Member Since: Sep 2006
Location: Maryland
Posts: 27,289
If one is drinking and it is a problem, one needs to stop drinking; it's not a whole lot different from smoking cigarettes; yes they can cause cancer and other problems but they don't always; not everyone who smokes gets COPD, cancer, or other bad things happening.

It's not easy to decide you have a problem and work on it/stop drinking. But no one can do it for you and it's no one else's "fault" that you drink too much. As my stepmother was too fond of pointing out; no one holds a gun to your head and forces you to go to the liquor store and buy liquor. Whether it is genetic or something else or, as I think, a combination of many things (I don't know any major difficulty in our lives that has a single, simple "cause" or easy solution (yes, "don't drink" is the solution to alcoholism but that's not an easy solution which means the cause of drinking is not a simple cause; even if they could take out the genetic component to alcoholism, the person would probably turn to something else)) I think one's whole life/lifestyle has to be looked at by the person with the problem and addressed by them. I think most people in the intervention shows on TV, etc. relapse because the whole thing is not their doing. They may come to "agree" that "something" needs to be done but they still are not willing to take the responsibility to do it, for themselves, not the other people.

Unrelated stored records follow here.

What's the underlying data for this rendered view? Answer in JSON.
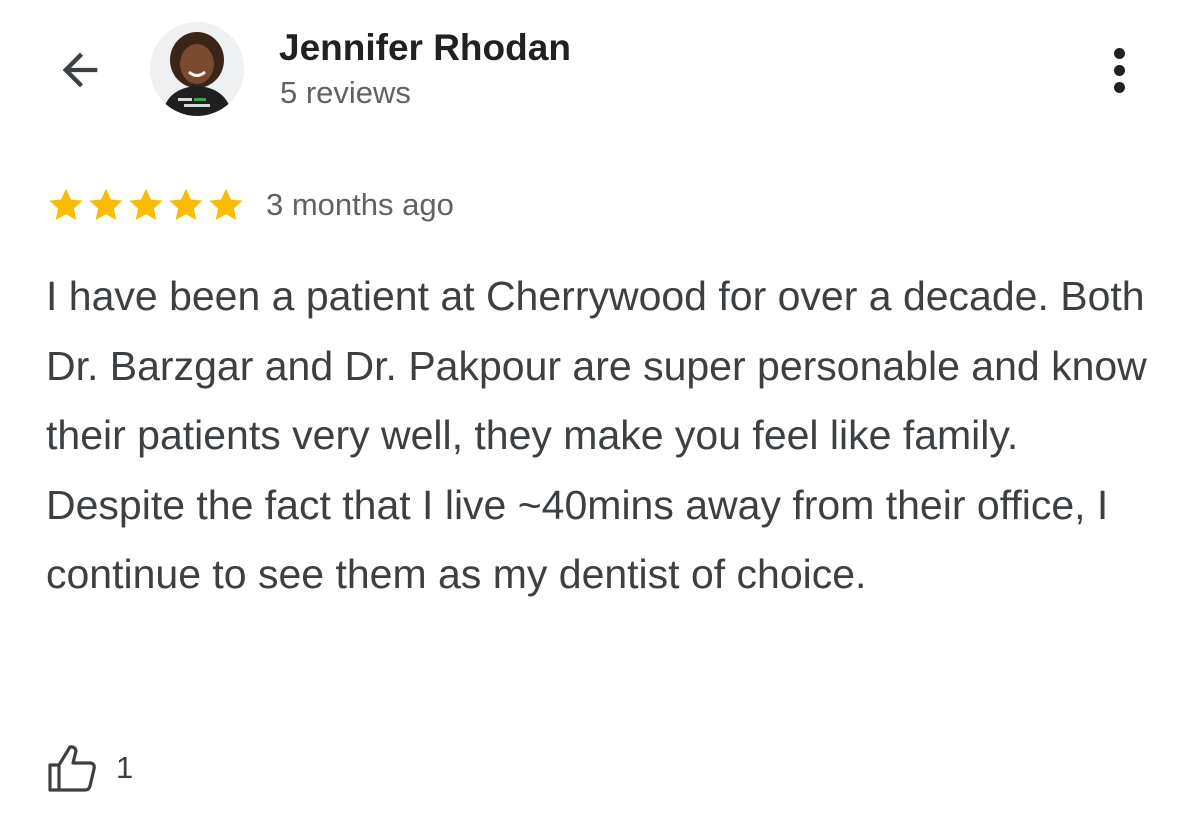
{
  "header": {
    "back_icon": "arrow-back-icon",
    "reviewer": {
      "name": "Jennifer Rhodan",
      "review_count": "5 reviews",
      "avatar_icon": "user-avatar-photo"
    },
    "more_icon": "more-vert-icon"
  },
  "review": {
    "rating": 5,
    "rating_max": 5,
    "star_color": "#FBBC04",
    "time": "3 months ago",
    "text": "I have been a patient at Cherrywood for over a decade. Both Dr. Barzgar and Dr. Pakpour are super personable and know their patients very well, they make you feel like family. Despite the fact that I live ~40mins away from their office, I continue to see them as my dentist of choice."
  },
  "actions": {
    "like_icon": "thumb-up-icon",
    "like_count": "1"
  }
}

However, the original article was about why/how the family "protects" the alcoholic. As it points out, I believe too that it's an individual thing, why "I" protect a spouse/sibling/parent will be different from why another would but there's only so many "reasons"/things one can gain in one's own life by not rocking the boat or not wanting to be without that person/thinking they will leave/get angry, etc. I imagine the article was written to help those around alcoholics better see and get their own lives in order and take responsibility for themselves instead of deciding the "other" person has a problem and trying to take responsibility for them, instead of looking at self. We only have control over our own lives and actions and I think that is especially hard to learn when there is someone close to us whose life seems especially out of control.